Channukah - 0th candle

Placing (and Being Placed by) the Channukiah - Berlin 5781

Channukah - 4th candle

The story of Channukah is a war over memory: the only thing that matters. Will the Torah be forgotten or not? The universe tends towards entropy and forgetfulness. It takes enormous mental energy to create, preserve and transmit memories.


שכחה, חשכה


Memories are as fickle and transient as a candle-flame. In this age of an attention economy, where concentration and desire are bought and sold by massive online companies, deciding the nuances of our self-perception is important; deciding who to be influenced by and which dangers to avoid; honouring our memories. Everyone on my street has a light in the window. Mine means something that makes me me.

Shabbat Channukah

A small thought on the story of Channukah, and what's done with it. There was a war against the Greeks and the Jews won, and regained their Temple, for a while. The historical accuracy and the different accounts don't matter to me, at the moment, just trying to figure out what to do with this story. Because everyone does something with this story: stick attribute A on the Greeks and B on the Jews and say that B is better than A. Doesn't matter that we're all inheritors of the Greek tradition today as much as or more than the Jewish one, doesn't matter that the synthesis is a wonderful one - we have to find a way to make B better than A.

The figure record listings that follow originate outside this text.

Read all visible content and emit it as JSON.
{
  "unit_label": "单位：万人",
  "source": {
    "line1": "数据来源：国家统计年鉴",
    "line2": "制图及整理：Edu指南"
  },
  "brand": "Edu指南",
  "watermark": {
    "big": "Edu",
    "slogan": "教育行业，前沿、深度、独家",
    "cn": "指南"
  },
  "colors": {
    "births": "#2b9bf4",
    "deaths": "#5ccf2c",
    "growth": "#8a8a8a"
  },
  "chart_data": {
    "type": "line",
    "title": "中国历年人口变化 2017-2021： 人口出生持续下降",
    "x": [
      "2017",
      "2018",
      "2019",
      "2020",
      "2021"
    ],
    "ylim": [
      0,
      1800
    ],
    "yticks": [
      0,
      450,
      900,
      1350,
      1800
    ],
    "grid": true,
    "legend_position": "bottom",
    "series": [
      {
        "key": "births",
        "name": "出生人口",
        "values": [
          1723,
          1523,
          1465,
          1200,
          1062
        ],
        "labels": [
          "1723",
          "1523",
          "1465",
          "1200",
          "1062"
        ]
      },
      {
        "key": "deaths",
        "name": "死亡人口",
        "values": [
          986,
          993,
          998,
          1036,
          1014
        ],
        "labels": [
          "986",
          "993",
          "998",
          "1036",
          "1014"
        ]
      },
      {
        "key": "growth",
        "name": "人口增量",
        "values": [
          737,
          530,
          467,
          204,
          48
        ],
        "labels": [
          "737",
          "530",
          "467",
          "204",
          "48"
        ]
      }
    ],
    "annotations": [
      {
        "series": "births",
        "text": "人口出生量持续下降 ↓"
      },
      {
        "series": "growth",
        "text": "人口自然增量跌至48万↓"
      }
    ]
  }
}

!אמר להן מה דין אתריסתון לקבלי? אמרו ליה סטנא נצח


There's a version of the Greek-Jewish dialogue in the Talmud (Tamid 32a) that I love. Alexander of Macedonia asks ten questions to the Sages of the Negev, and they keep giving him annoying answers (like "We don't know!"). Frustrated, he bursts out and says: "On what basis do you oppose my culture?" And they reply "Sometimes, Satan is victorious."


It's a great answer because it's honest and it completely flips the logic of A is better than B or the other way around. He asks, can't you see that the Greeks are stronger and more successful in the world? They say: so what. Shit happens. Our identity is rooted deep and doesn't have to make sense. Sometimes it's great to be a Jew and sometimes the opposite, and this argument is just a game.


The ones who lit the lights in the Temple on the first night didn't expect a miracle. They did the best they could with what they had, and that's the message I hear for me, today.


Shabbat sameach, channukah shalom!

Channukah - 10th Candle

What did I learn this Channukah? Nothing. Except that rhythm and ritual are more powerful than words and systems. Nothing, except that every night I poured oil into the jars and arranged the candles and prepared the wicks and sang the songs, and Amitai was fascinated with the flames and so was I. Sometimes I ran off to make supper or finish off something, sometimes I sat and watched the dancing lights. Sometimes I put some winter thoughts together, and wrote them down or didn't. Actions come first, meaning later, not the other way around.


אמר רב יהודה ברם זכור אותו האיש לטוב וחנניה בן חזקיה שמו אלמלא הוא נגנז ספר יחזקאל שהיו דבריו סותרין דברי תורה מה עשה העלו לו ג' מאות גרבי שמן וישב בעלייה ודרשו


"Indeed, remember this man for good, and Chanania ben Chizkia is his name. If it were not for him, they would have destroyed the book of Ezekiel, for it contradicts the other books of Torah. But they brought up three hundred barrels of oil to his attic, where he sat explaining the book." (Shabbat 13b)


I almost think this was a Channukah miracle too. Some crazy Jews wanted their Torah to make sense, but this man Chanania sat in his attic, turning oil into light into words into peace.


Channukah candles shine outwards, Shabbat candles shine inwards, and they are both lit by people submitting to the rhythm of their ritual, the bass beat that holds together the flashes of meaning and of inspiration.